Whether intentional or not, the relationship between parents and child has been present in both episodes kicking off the second half of this series, focusing both on the dysfunctional and successful aspects of the relationships. Here the alien Tensa is abandoned and left to fend for itself, attaching to a human family and altering their perceptions to fit into their lives seamlessly. The sheer fear of being abandoned again inadvertently leads to the parents being terrorized themselves, looking to external sources to resolve their issues with their son.
This setup allows for a fascinating exploration of the fragility of psyches and how even the best intent can have negative ramifications. In a not uncommon approach, the parents choose to create a metaphorical lockbox for their son’s fears, putting those scary aspects into the cupboard. However, given the nature of their son, this quickly creates and feeds into the bigger issue as he becomes more isolated and more anxious.
As the fears become manifest, ‘Night Terrors’ offers some genuinely chilling moments that play on the common childhood fears. There is very little in the way of CGI here, the story instead focusing on very physical and real threats alongside psychological thrills and sound effects as the pace is deliberately slowed down. Considering the incredible amount of material that has been fit into the previous episodes of Doctor Who, this is a nice change of pace that focuses just as much on what remains unsaid through implication.

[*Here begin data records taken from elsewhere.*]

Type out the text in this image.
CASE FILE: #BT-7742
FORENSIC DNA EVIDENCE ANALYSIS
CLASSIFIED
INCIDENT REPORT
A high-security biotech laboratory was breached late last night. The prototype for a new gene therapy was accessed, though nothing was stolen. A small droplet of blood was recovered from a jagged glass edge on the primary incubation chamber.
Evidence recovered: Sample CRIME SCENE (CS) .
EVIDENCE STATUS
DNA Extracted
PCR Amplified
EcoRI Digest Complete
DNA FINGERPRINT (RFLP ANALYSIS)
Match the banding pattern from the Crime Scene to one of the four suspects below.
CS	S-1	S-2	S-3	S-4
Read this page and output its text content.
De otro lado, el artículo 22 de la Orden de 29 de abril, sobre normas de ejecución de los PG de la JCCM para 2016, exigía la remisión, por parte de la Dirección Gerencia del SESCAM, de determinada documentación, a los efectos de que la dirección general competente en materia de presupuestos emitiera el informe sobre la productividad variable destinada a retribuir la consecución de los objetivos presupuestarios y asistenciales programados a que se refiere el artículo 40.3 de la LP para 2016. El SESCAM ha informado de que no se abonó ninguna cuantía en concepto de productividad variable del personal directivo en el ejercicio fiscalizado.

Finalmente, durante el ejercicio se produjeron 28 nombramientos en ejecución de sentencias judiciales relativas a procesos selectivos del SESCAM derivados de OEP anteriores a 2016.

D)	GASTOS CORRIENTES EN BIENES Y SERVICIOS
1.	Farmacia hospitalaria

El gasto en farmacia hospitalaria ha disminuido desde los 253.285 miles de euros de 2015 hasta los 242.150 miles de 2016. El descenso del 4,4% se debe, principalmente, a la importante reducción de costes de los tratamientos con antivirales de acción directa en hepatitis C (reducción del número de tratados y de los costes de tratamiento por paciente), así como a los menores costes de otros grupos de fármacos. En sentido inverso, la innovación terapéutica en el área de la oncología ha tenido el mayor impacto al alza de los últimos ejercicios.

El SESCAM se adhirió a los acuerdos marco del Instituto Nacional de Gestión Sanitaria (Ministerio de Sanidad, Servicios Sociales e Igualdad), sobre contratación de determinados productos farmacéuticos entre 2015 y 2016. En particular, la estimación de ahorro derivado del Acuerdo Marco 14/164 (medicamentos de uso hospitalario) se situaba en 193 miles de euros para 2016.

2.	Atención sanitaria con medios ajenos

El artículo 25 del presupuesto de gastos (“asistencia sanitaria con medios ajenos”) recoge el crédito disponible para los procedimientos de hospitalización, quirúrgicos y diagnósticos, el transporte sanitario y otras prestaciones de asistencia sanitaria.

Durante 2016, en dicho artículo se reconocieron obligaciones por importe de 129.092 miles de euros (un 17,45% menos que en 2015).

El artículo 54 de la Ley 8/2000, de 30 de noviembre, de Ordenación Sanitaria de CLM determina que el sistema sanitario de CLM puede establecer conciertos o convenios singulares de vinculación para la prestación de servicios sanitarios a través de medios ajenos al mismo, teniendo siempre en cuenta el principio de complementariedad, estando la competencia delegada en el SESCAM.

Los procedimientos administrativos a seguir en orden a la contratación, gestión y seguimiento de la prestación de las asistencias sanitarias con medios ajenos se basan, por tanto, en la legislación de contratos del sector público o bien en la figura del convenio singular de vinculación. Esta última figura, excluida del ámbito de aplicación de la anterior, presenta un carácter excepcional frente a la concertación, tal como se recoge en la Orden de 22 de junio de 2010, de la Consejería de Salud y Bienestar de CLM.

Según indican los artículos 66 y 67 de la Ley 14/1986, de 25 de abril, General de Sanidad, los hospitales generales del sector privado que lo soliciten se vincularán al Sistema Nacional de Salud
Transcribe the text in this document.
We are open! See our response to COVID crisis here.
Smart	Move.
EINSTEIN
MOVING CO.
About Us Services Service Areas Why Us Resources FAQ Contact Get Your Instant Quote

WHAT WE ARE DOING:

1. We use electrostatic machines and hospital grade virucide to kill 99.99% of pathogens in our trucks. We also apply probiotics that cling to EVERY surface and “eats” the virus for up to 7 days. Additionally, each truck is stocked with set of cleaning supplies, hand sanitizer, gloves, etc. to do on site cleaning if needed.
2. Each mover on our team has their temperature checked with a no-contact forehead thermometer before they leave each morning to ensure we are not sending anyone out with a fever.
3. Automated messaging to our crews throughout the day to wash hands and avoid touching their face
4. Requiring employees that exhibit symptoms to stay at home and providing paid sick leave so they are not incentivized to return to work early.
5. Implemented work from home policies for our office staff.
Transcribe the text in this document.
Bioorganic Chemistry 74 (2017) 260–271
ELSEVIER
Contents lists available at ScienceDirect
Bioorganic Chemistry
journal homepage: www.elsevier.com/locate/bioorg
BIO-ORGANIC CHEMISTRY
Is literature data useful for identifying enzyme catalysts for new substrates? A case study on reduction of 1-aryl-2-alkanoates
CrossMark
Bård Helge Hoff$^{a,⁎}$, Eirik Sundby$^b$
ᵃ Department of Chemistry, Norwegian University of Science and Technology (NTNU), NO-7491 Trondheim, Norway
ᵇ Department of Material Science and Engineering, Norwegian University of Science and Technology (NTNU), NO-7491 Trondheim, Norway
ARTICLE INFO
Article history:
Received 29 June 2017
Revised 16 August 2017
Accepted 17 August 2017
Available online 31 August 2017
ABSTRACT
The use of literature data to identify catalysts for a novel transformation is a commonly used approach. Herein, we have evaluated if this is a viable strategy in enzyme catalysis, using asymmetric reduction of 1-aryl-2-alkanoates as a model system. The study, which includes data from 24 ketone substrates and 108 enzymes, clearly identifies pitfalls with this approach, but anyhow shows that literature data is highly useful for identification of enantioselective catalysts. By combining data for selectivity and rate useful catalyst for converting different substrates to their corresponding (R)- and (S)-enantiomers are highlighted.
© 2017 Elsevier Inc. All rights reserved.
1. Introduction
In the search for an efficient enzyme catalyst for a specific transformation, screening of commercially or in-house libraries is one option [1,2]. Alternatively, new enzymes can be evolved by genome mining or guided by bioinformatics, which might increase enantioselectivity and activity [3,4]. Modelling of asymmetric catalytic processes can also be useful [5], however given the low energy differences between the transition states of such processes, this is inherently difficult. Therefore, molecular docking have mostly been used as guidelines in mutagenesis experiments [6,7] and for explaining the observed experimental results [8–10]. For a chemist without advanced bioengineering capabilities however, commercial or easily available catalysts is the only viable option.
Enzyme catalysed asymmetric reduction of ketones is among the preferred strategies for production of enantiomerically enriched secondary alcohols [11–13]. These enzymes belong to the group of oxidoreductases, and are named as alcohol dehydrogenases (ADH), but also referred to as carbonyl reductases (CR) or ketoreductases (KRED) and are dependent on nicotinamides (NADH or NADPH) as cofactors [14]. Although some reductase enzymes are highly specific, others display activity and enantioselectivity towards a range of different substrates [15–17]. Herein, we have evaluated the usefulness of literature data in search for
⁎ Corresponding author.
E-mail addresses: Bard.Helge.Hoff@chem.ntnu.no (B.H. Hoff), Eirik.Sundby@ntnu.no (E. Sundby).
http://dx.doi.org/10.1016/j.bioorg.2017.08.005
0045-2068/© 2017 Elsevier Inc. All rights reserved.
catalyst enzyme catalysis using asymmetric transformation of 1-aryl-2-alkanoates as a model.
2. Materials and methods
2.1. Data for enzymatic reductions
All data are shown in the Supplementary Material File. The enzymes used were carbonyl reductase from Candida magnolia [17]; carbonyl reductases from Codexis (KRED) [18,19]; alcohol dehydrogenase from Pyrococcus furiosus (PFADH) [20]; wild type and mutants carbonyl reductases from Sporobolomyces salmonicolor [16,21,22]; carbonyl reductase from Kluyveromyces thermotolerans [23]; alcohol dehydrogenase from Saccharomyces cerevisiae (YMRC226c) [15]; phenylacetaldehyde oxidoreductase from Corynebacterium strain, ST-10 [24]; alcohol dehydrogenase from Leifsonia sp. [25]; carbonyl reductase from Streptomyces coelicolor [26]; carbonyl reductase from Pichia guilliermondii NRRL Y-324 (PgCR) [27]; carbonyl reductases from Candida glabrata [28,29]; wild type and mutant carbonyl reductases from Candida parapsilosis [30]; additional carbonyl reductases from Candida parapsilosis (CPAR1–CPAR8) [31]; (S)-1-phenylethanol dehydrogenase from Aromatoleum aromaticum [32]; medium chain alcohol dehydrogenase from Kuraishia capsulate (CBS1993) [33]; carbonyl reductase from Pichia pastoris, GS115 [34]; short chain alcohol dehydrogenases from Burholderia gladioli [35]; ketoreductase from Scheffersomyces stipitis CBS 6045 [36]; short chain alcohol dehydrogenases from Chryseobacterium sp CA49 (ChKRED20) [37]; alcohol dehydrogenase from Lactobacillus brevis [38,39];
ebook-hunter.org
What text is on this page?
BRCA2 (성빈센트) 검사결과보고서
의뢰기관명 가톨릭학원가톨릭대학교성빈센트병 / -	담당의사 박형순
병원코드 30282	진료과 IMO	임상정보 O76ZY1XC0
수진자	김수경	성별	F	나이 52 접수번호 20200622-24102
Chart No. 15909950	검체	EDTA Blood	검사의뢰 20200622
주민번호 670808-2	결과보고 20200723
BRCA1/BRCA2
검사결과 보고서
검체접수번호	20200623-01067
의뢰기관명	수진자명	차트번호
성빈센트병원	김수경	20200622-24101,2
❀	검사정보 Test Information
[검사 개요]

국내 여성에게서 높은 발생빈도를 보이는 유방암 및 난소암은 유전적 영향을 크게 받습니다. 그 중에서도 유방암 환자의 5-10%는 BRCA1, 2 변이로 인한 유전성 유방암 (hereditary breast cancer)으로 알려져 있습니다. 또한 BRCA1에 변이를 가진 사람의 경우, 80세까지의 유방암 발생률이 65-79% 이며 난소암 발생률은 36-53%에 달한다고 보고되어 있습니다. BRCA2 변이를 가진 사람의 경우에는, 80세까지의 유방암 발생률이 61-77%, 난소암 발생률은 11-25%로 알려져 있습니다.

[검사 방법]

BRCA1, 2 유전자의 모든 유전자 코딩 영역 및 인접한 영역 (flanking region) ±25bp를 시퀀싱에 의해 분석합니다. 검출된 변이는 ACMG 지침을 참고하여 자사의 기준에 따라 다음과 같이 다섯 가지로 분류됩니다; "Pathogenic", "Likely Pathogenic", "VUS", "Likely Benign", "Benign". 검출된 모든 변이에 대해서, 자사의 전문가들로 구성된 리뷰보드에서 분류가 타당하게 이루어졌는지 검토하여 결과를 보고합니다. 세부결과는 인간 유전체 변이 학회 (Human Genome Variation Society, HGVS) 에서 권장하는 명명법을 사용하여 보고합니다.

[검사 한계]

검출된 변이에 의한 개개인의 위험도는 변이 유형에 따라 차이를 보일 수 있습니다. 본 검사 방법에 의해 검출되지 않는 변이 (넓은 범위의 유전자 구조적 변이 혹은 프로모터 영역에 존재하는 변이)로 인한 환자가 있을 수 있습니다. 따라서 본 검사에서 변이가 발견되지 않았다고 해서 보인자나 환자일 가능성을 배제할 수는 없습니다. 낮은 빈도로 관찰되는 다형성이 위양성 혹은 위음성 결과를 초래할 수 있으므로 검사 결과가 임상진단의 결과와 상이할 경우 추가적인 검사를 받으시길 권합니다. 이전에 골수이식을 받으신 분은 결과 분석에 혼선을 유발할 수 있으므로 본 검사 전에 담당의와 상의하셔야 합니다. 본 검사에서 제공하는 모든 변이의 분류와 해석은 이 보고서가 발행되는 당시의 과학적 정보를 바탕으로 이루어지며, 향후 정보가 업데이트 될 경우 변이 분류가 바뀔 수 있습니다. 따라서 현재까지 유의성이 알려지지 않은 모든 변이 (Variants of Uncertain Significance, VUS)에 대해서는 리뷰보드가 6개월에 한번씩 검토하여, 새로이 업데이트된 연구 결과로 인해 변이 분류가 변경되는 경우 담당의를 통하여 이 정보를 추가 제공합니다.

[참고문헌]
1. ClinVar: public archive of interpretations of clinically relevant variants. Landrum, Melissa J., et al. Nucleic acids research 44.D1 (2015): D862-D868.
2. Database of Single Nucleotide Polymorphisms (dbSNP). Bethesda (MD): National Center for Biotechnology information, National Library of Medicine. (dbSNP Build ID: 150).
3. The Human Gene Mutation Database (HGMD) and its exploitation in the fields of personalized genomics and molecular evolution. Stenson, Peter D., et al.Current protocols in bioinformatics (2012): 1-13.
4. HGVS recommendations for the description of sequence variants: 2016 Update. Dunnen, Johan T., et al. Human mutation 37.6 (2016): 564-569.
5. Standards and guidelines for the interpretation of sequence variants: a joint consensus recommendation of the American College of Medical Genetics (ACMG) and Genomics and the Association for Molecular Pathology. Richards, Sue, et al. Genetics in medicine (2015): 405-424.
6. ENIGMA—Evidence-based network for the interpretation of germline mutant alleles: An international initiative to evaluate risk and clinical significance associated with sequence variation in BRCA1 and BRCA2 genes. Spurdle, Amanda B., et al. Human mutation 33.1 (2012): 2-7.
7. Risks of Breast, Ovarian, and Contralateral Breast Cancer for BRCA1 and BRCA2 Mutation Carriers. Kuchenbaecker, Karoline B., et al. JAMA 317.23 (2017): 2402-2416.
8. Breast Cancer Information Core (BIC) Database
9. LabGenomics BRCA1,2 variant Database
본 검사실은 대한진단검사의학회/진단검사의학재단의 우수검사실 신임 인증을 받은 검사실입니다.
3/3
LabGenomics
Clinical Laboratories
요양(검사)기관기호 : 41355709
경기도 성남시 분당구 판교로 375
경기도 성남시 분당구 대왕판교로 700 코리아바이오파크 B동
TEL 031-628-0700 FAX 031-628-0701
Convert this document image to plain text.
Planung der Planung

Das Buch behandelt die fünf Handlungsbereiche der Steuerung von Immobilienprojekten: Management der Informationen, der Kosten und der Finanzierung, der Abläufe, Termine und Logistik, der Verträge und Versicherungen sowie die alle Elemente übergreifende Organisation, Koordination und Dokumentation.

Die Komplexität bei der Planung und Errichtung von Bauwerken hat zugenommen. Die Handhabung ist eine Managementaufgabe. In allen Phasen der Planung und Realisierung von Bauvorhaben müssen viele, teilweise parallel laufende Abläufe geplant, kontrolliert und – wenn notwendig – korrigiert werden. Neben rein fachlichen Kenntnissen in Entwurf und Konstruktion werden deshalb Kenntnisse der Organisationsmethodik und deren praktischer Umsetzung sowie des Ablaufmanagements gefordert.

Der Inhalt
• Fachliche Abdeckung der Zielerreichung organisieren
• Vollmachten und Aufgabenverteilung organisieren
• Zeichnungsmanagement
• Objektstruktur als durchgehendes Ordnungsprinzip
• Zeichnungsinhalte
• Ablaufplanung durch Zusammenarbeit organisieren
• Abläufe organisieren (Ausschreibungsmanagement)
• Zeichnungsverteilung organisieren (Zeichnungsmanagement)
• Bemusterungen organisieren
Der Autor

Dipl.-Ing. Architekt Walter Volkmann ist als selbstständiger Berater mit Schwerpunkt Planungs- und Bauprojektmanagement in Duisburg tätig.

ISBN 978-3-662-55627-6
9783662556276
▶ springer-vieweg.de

Amy and Rory are more peripheral characters here, though their neighbourhood watch segments are amusingly relatable after the more incredible events of late and Amy’s transformation into a doll is suitably unsettling. Still, as strong as Gillan and Darvill’s acting together is, this story would have been just as effective had it been companion free because it really is the story of the Doctor relating to a father and son. Matt Smith perfectly imbues his typical quirkiness with an experienced parental gravitas, and Daniel Mays as the well-meaning but helpless father brings a believable sense of fragility and emotion to the role as his pure love for his son is undoubtedly proven.
For a self-contained tale free of continuity threads as it tells its tale, ‘Night Terrors’ is a success that still brings plenty of ideas to the table. The innocence underlying the threat and the memory implant reveal work very well, and the unnerving tension that eventually gives way to a heartwarming resolution is incredibly effective. The ending scene as the Doctor pulls up the date of his confirmed and witnessed death on the TARDIS screen, though, shows that that fact is still weighing heavy on his mind as that fateful time approaches, no amount of adventuring or running able to delay its coming indefinitely.